There exists a certain breed of sportswear collector for whom authenticity is paramount. Even if an item—say, a pair of team-licensed basketball shorts—includes details that are also included on items made for the athletes, they’re essentially well-made replicas that are mass-produced. Which means they’re not enough. What Players Trunk sells is items made for the athletes directly by the manufacturer of the item, to performance specifications—goods with the nuclear-grade touches (like an individual player’s number or initials sewn into an item) that separate them from the civilian version.

But most of the Trunk Clubs’ items hold value for another reason—the player.

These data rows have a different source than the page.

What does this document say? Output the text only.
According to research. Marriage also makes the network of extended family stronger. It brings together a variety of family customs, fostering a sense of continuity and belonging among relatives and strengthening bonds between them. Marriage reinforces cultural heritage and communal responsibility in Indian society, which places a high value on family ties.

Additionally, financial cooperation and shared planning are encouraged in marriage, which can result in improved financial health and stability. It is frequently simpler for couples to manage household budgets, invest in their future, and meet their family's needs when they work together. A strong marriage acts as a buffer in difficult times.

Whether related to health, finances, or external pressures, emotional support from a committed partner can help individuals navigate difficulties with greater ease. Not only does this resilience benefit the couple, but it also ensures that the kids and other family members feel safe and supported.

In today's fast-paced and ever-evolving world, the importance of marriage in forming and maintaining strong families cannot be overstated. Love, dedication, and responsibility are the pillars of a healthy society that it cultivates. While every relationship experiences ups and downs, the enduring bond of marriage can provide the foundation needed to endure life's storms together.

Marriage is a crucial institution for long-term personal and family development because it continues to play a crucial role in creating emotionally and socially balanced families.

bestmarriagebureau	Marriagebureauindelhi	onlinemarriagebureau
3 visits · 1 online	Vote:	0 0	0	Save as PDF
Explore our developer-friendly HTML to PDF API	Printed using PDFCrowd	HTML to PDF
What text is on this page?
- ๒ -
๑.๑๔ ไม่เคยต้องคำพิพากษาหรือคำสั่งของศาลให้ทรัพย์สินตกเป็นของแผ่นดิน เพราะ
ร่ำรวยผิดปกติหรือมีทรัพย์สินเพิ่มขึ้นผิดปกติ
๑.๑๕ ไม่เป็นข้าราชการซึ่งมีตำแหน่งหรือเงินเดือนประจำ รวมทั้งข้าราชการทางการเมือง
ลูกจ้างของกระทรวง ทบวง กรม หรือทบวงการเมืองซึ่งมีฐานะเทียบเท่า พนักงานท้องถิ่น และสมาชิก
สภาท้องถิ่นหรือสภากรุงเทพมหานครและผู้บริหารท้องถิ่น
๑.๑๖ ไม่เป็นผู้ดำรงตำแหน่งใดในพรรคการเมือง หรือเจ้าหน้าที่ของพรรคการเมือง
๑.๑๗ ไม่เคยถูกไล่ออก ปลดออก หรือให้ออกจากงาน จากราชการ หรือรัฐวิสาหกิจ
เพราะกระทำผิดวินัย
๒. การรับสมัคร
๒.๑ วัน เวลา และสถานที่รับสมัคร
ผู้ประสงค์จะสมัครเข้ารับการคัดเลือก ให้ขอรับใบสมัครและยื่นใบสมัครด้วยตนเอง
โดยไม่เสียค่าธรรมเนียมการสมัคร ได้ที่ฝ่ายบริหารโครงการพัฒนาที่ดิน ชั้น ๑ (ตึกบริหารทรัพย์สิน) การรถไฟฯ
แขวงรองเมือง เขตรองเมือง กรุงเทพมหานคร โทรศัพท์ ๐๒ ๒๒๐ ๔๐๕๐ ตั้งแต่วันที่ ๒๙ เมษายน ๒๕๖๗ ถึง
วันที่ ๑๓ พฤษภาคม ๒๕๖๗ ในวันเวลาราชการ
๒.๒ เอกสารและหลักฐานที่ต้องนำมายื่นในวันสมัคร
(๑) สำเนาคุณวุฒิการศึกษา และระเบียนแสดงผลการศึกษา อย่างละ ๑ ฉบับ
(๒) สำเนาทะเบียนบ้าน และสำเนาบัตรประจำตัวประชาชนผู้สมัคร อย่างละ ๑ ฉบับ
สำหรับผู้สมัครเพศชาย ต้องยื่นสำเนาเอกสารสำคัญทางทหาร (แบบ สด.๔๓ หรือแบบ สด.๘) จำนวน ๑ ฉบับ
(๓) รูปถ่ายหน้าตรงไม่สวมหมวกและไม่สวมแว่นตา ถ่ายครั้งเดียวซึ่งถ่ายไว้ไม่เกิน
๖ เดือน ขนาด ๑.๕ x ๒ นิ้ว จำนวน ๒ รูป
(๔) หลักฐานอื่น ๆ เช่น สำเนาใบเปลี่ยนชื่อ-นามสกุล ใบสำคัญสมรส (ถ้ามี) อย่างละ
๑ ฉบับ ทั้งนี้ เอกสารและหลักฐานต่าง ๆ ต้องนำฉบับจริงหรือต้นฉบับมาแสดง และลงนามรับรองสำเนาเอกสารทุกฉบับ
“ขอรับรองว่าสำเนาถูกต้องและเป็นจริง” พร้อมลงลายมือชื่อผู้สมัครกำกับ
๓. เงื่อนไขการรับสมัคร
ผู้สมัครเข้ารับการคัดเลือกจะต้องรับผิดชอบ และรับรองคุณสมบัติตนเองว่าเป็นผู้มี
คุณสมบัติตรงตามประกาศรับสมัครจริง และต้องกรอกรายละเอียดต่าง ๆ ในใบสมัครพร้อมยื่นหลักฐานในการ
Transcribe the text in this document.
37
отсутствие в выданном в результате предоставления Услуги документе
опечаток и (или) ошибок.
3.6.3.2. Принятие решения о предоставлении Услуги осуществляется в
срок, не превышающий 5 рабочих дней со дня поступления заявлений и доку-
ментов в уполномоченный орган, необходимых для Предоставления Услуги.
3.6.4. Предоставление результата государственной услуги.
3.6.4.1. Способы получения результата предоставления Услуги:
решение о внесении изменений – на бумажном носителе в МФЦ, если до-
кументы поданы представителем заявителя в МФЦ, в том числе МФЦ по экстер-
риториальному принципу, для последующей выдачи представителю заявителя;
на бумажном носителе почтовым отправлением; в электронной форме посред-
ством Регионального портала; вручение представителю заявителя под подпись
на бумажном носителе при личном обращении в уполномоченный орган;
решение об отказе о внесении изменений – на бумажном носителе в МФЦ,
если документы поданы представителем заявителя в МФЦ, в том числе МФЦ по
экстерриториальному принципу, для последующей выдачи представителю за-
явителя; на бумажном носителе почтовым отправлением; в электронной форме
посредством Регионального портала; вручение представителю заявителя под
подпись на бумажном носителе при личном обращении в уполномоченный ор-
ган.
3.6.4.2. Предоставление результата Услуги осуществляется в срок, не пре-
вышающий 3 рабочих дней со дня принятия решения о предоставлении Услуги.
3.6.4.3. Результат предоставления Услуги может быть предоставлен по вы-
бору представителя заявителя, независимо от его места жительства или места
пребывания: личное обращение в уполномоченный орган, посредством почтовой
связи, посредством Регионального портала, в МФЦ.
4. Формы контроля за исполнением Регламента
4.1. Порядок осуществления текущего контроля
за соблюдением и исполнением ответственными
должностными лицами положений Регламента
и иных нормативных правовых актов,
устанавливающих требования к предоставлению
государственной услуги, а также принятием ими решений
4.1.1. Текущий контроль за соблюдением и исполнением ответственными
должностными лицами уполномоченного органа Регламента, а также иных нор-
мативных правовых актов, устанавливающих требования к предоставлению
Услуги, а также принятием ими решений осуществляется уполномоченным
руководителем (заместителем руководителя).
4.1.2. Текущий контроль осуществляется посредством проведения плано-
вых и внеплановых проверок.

“The quality matters,” says Matthews, “and at the same time there’s the sentimental value. If you’re a fan you could say, ‘Hey, this is actually [former Michigan QB] Shea Patterson’s shirt, this is actually Shea Patterson’s bag’. And they can prove it. We have pictures that go up with the item where the player is wearing the shoes, or the jersey.” All of the items on The Players Trunk are effectively 1 of 1.

After compulsively checking for Kansas Jayhawks related items—Manny Miles, Les Miles’ son, is a seller, as is former star PG Tyshawn Taylor—I began browsing with Chase Jeter’s trunk. Jeter was a McDonald’s All-American who played for both Duke and Arizona, which I thought might lead to a variety of rare items from two blue-blood basketball programs. I was … not wrong, and many sold out items in Jeter’s trunk sold for $300 or more. The highest-value item on the site is a 2018 Final Four chair signed by the Michigan team that made it to the national title game.

How items are priced varies from agreement to agreement. “We have an open policy,” Matthews said. “We talk to the players directly about pricing. We give them our input, but the player has the ultimate say in everything.”

By design, the site does not include currently eligible athletes. But that’s not for lack of interest, by any means.

“It’s out of the question right now, and the only reason is to protect the player,” Matthews says. “If it were up to us—and the athlete could still play—we’d do it in a heartbeat. We could care less about the NCAA.”

While enormous cracks in the system have been exposed in recent years, an increasingly prominent racial justice movement in sports has inspired demands for action, now. As a result, the entire Division I athletics system is up in the air and the NCAA definition of “amateurism” will soon be a thing of the past. In an age of long-awaited player empowerment, this moment represents an unprecedented opportunity for athletes to organize, to negotiate, to activate as well as to make some money from value they created. While Players Trunk has its eyes on individual players’ welfare as opposed to larger systematic changes, its existence is yet another development toward a more equitable athletics system.